The rollercoaster for the oil market “has decelerated not halted, as U.S. grants waivers to eight jurisdictions with some amount of obscurity to continue importing oil from Iran,” Ashray Ohri, an analyst at ICICI Bank, wrote in a note dated Tuesday.
At the same time, however, the Joint OPEC-Non-OPEC Ministerial Monitoring Committee “grows wary of demand at a time the three largest crude producers in the world are boosting their output to record highs,” Ohri said. JMMC officials monitor implementation of crude output agreement that began on Jan. 1, 2017 between members and nonmembers.
West Texas Intermediate crude for December CLZ8, -1.55% fell 85 cents, or nearly 1.4%, to $62.25 a barrel on the New York Mercantile Exchange. Prices were on track to log a seventh straight decline. January Brent crude LCOF9, -1.60% the global benchmark, fell $1.24, or 1.7%, to $71.93 a barrel on ICE Futures Europe.
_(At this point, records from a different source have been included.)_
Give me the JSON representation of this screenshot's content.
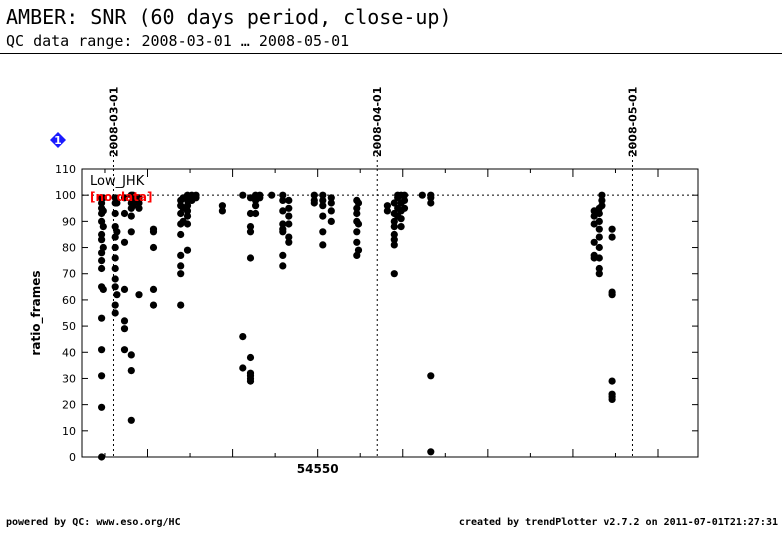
{
  "header": {
    "title": "AMBER: SNR (60 days period, close-up)",
    "subtitle": "QC data range: 2008-03-01 … 2008-05-01"
  },
  "footer": {
    "left": "powered by QC: www.eso.org/HC",
    "right": "created by trendPlotter v2.7.2 on 2011-07-01T21:27:31"
  },
  "badge": {
    "label": "1",
    "color": "#1a1aff",
    "icon": "diamond-icon"
  },
  "chart_data": {
    "type": "scatter",
    "title": "AMBER: SNR (60 days period, close-up)",
    "ylabel": "ratio_frames",
    "xlabel": "54550",
    "xlim": [
      54522.3,
      54594.7
    ],
    "ylim": [
      0,
      110
    ],
    "yticks": [
      0,
      10,
      20,
      30,
      40,
      50,
      60,
      70,
      80,
      90,
      100,
      110
    ],
    "xtick_label_value": 54550,
    "reference_line": 100,
    "date_markers": [
      {
        "label": "2008-03-01",
        "mjd": 54526
      },
      {
        "label": "2008-04-01",
        "mjd": 54557
      },
      {
        "label": "2008-05-01",
        "mjd": 54587
      }
    ],
    "legend": {
      "series_label": "Low_JHK",
      "status_label": "[no data]",
      "status_color": "#ff0000",
      "placement": "top-left"
    },
    "marker_color": "#000000",
    "series": [
      {
        "name": "Low_JHK",
        "points": [
          [
            54524.6,
            99
          ],
          [
            54524.6,
            97
          ],
          [
            54524.6,
            95
          ],
          [
            54524.6,
            93
          ],
          [
            54524.6,
            90
          ],
          [
            54524.6,
            85
          ],
          [
            54524.6,
            83
          ],
          [
            54524.6,
            78
          ],
          [
            54524.6,
            75
          ],
          [
            54524.6,
            72
          ],
          [
            54524.6,
            65
          ],
          [
            54524.6,
            53
          ],
          [
            54524.6,
            41
          ],
          [
            54524.6,
            31
          ],
          [
            54524.6,
            19
          ],
          [
            54524.6,
            0
          ],
          [
            54524.8,
            99
          ],
          [
            54524.8,
            94
          ],
          [
            54524.8,
            88
          ],
          [
            54524.8,
            80
          ],
          [
            54524.8,
            64
          ],
          [
            54526.2,
            99
          ],
          [
            54526.2,
            97
          ],
          [
            54526.2,
            93
          ],
          [
            54526.2,
            88
          ],
          [
            54526.2,
            84
          ],
          [
            54526.2,
            80
          ],
          [
            54526.2,
            76
          ],
          [
            54526.2,
            72
          ],
          [
            54526.2,
            68
          ],
          [
            54526.2,
            65
          ],
          [
            54526.2,
            58
          ],
          [
            54526.2,
            55
          ],
          [
            54526.4,
            97
          ],
          [
            54526.4,
            86
          ],
          [
            54526.4,
            62
          ],
          [
            54527.3,
            99
          ],
          [
            54527.3,
            93
          ],
          [
            54527.3,
            82
          ],
          [
            54527.3,
            64
          ],
          [
            54527.3,
            52
          ],
          [
            54527.3,
            49
          ],
          [
            54527.3,
            41
          ],
          [
            54528.1,
            100
          ],
          [
            54528.1,
            97
          ],
          [
            54528.1,
            95
          ],
          [
            54528.1,
            92
          ],
          [
            54528.1,
            86
          ],
          [
            54528.1,
            39
          ],
          [
            54528.1,
            33
          ],
          [
            54528.1,
            14
          ],
          [
            54528.3,
            100
          ],
          [
            54528.3,
            98
          ],
          [
            54528.3,
            96
          ],
          [
            54529.0,
            99
          ],
          [
            54529.0,
            97
          ],
          [
            54529.0,
            95
          ],
          [
            54529.0,
            62
          ],
          [
            54530.7,
            87
          ],
          [
            54530.7,
            86
          ],
          [
            54530.7,
            80
          ],
          [
            54530.7,
            64
          ],
          [
            54530.7,
            58
          ],
          [
            54533.9,
            98
          ],
          [
            54533.9,
            96
          ],
          [
            54533.9,
            93
          ],
          [
            54533.9,
            89
          ],
          [
            54533.9,
            85
          ],
          [
            54533.9,
            77
          ],
          [
            54533.9,
            73
          ],
          [
            54533.9,
            70
          ],
          [
            54533.9,
            58
          ],
          [
            54534.2,
            99
          ],
          [
            54534.2,
            95
          ],
          [
            54534.2,
            90
          ],
          [
            54534.7,
            100
          ],
          [
            54534.7,
            98
          ],
          [
            54534.7,
            96
          ],
          [
            54534.7,
            94
          ],
          [
            54534.7,
            92
          ],
          [
            54534.7,
            89
          ],
          [
            54534.7,
            79
          ],
          [
            54535.2,
            100
          ],
          [
            54535.2,
            98
          ],
          [
            54535.7,
            100
          ],
          [
            54535.7,
            99
          ],
          [
            54538.8,
            96
          ],
          [
            54538.8,
            94
          ],
          [
            54541.2,
            100
          ],
          [
            54541.2,
            46
          ],
          [
            54541.2,
            34
          ],
          [
            54542.1,
            99
          ],
          [
            54542.1,
            93
          ],
          [
            54542.1,
            88
          ],
          [
            54542.1,
            86
          ],
          [
            54542.1,
            76
          ],
          [
            54542.1,
            38
          ],
          [
            54542.1,
            32
          ],
          [
            54542.1,
            31
          ],
          [
            54542.1,
            30
          ],
          [
            54542.1,
            29
          ],
          [
            54542.7,
            100
          ],
          [
            54542.7,
            98
          ],
          [
            54542.7,
            96
          ],
          [
            54542.7,
            93
          ],
          [
            54543.2,
            100
          ],
          [
            54543.2,
            99
          ],
          [
            54544.6,
            100
          ],
          [
            54545.9,
            100
          ],
          [
            54545.9,
            98
          ],
          [
            54545.9,
            94
          ],
          [
            54545.9,
            89
          ],
          [
            54545.9,
            87
          ],
          [
            54545.9,
            86
          ],
          [
            54545.9,
            77
          ],
          [
            54545.9,
            73
          ],
          [
            54546.6,
            98
          ],
          [
            54546.6,
            95
          ],
          [
            54546.6,
            92
          ],
          [
            54546.6,
            89
          ],
          [
            54546.6,
            84
          ],
          [
            54546.6,
            82
          ],
          [
            54549.6,
            100
          ],
          [
            54549.6,
            98
          ],
          [
            54549.6,
            97
          ],
          [
            54550.6,
            100
          ],
          [
            54550.6,
            98
          ],
          [
            54550.6,
            96
          ],
          [
            54550.6,
            92
          ],
          [
            54550.6,
            86
          ],
          [
            54550.6,
            81
          ],
          [
            54551.6,
            99
          ],
          [
            54551.6,
            97
          ],
          [
            54551.6,
            94
          ],
          [
            54551.6,
            90
          ],
          [
            54554.6,
            98
          ],
          [
            54554.6,
            95
          ],
          [
            54554.6,
            93
          ],
          [
            54554.6,
            90
          ],
          [
            54554.6,
            86
          ],
          [
            54554.6,
            82
          ],
          [
            54554.6,
            77
          ],
          [
            54554.8,
            97
          ],
          [
            54554.8,
            89
          ],
          [
            54554.8,
            79
          ],
          [
            54558.2,
            96
          ],
          [
            54558.2,
            94
          ],
          [
            54559.0,
            97
          ],
          [
            54559.0,
            93
          ],
          [
            54559.0,
            90
          ],
          [
            54559.0,
            88
          ],
          [
            54559.0,
            85
          ],
          [
            54559.0,
            83
          ],
          [
            54559.0,
            81
          ],
          [
            54559.0,
            70
          ],
          [
            54559.4,
            100
          ],
          [
            54559.4,
            99
          ],
          [
            54559.4,
            95
          ],
          [
            54559.4,
            92
          ],
          [
            54559.8,
            100
          ],
          [
            54559.8,
            97
          ],
          [
            54559.8,
            94
          ],
          [
            54559.8,
            91
          ],
          [
            54559.8,
            88
          ],
          [
            54560.2,
            100
          ],
          [
            54560.2,
            98
          ],
          [
            54560.2,
            95
          ],
          [
            54562.3,
            100
          ],
          [
            54563.3,
            100
          ],
          [
            54563.3,
            99
          ],
          [
            54563.3,
            97
          ],
          [
            54563.3,
            31
          ],
          [
            54563.3,
            2
          ],
          [
            54582.5,
            94
          ],
          [
            54582.5,
            92
          ],
          [
            54582.5,
            89
          ],
          [
            54582.5,
            82
          ],
          [
            54582.5,
            77
          ],
          [
            54582.5,
            76
          ],
          [
            54583.1,
            95
          ],
          [
            54583.1,
            93
          ],
          [
            54583.1,
            90
          ],
          [
            54583.1,
            87
          ],
          [
            54583.1,
            84
          ],
          [
            54583.1,
            80
          ],
          [
            54583.1,
            76
          ],
          [
            54583.1,
            72
          ],
          [
            54583.1,
            70
          ],
          [
            54583.4,
            100
          ],
          [
            54583.4,
            98
          ],
          [
            54583.4,
            96
          ],
          [
            54584.6,
            87
          ],
          [
            54584.6,
            84
          ],
          [
            54584.6,
            63
          ],
          [
            54584.6,
            62
          ],
          [
            54584.6,
            29
          ],
          [
            54584.6,
            24
          ],
          [
            54584.6,
            23
          ],
          [
            54584.6,
            22
          ]
        ]
      }
    ]
  }
}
Both contracts have generally traded in the red following a sharp October selloff that pushed both the global and U.S. benchmarks into correction territory.
The renewed sanctions on Iran took effect Monday, but the Trump administration late last week announced temporary waivers to eight countries, which it identified as some of Iran’s biggest oil buyers: China, India, Italy, Greece, Japan, South Korea, Taiwan and Turkey.
“These countries take on the lion’s share of Iranian oil exports,” according to analysts at Commerzbank. “This is bad news for oil prices, as it means the supply situation on the oil market is set to ease further,” the analysts wrote in a note Tuesday.
See: Here’s what U.S. waivers on Iran oil sanctions mean for the global crude market
And: Defiant Iranian president promises to ‘break’ new U.S. sanctions
Don’t miss: Why oil prices are plunging despite U.S. sanctions on Iran’s energy sector
Trump in May pulled the U.S. out of a 2015 international agreement to curb Iran’s nuclear program, eventually leading to the reimposition of sanctions. But the well-telegraphed move prompted buyers of Iranian crude to reduce their purchases in the run-up to the sanctions, helping to reduce global supply and boosting Brent oil prices to four-year highs near $85 a barrel at the start of last month. That was before a near 15% retreat ensued.
As for data, the American Petroleum Institute, an industry group, releases weekly figures later Tuesday on U.S. oil inventories, followed by official data from the Energy Information Administration Wednesday.
Analysts polled by S&P Global Platts expect the EIA to report a rise of 1.9 million barrels in crude stockpiles for the week ended Nov. 2. The EIA has already reported increases in each of the last six weeks. The survey also forecasts supply declines of 2.1 million barrels for gasoline and 2.03 million barrels for distillates, which include heating oil.
On Nymex, December gasoline RBZ8, -0.21% fell 0.3% to $1.687 a gallon, while December heating oil HOZ8, -0.55% was down 0.3% at $2.189 a gallon.
Separately, the EIA was also set to release its latest short-term energy outlook Tuesday.
Meanwhile, natural-gas futures held ground near a multimonth high, after jumping nearly 9% higher Monday, buoyed by expectations that cold weather will lead to a significant lift in demand.
December natural gas NGZ18, -0.67% was little changed at $3.568 per million British thermal units. It settled Monday at $3.567—the highest finish for a front-month contract since late January.